Rising in the Carrum Swamp and some 12 kilometres long, Kananook Creek has for millennia been an integral feature of the Frankston region. The Boonerwrung people knew it as a reliable source of water and fish, and, when the annual spawning of eels occurred, would meet on the hills overlooking its banks, conducting trade and holding ceremonies. First explored by Europeans from the schooner Cumberland in 1803, the creek was also known as the Tangenong or Carronyulk before the name Kananook was settled on (there are conflicting theories as to the meaning of this name).
This site where the Kananook meets the bay has altered dramatically over the years. Originally, it doubled back on itself for some distance before joining the salt water, but as can be seen in James A. Turner’s painting, a calm-water refuge had already been engineered by 1888 to allow safe refuge for fishing boats. Peter Ingram Cox’s view of the creek’s mouth features a bridge the stood for many years in the mid-20th century. The inclusion by both artists of the many boats is also an important historical point, for boat building was an important local industry for many years.

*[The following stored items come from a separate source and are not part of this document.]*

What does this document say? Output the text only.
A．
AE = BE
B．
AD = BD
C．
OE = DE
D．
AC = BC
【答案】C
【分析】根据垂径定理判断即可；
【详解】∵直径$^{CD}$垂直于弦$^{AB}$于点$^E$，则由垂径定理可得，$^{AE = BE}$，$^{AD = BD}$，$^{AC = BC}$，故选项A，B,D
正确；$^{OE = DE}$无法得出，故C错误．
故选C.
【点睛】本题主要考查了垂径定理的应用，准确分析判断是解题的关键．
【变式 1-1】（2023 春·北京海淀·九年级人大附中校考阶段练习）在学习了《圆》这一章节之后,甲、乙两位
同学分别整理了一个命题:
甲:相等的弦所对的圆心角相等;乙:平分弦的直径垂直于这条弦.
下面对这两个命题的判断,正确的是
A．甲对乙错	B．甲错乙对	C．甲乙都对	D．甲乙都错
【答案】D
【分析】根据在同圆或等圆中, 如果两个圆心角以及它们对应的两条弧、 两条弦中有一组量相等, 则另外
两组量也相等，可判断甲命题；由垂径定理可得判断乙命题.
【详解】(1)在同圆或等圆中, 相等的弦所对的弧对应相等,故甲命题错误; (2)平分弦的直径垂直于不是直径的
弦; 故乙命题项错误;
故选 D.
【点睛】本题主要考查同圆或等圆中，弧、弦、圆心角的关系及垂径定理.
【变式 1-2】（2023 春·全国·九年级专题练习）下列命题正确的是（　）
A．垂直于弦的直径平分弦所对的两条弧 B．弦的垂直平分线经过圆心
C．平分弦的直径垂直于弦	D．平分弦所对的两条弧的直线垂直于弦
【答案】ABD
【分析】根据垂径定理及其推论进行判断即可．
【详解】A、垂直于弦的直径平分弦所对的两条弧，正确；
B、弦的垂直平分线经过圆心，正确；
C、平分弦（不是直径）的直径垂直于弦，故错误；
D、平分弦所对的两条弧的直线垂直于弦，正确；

The first suspension bridge over the creek was built in 1875 by Mark Young, host of the Pier Hotel, to allow his patrons easy access to the sea-baths he owned. With the appearance of other guest houses backing on to the creek, further bridges were built at Fiocci and Allawah avenues, with a more substantial timber example constructed at the entrance to Long Island, now known as Mile Bridge (where the ghost of a young girl was once rumoured to haunt).
In a series of intimate etchings made between 1944 and 1971, local artist John Farmer captured some of the creek’s quite nooks. Another resident, novelist Myra Morris, also painted here. Her painting Foreshore, Frankston (1930s) shows the scene at the end of Davey Street, and depicts the bridge crossing the creek there. Using this painting as a reference, her nephew Rick Amor recreated the composition in The Beach 1995; however, both artists have tinkered with reality, as the sea cannot actually be seen from the same vantage point.
With the recent redevelopment of the foreshore, including a new bridge designed by Aspect Pty Ltd, Frankston City Council commissioned the artist-poet Evangelos Sakaris to create a public artwork responding to the site. Text from his evocative and image-laden poem I, Kananook 2006 can be found inscribed along the uprights now delineating the mouth of the creek.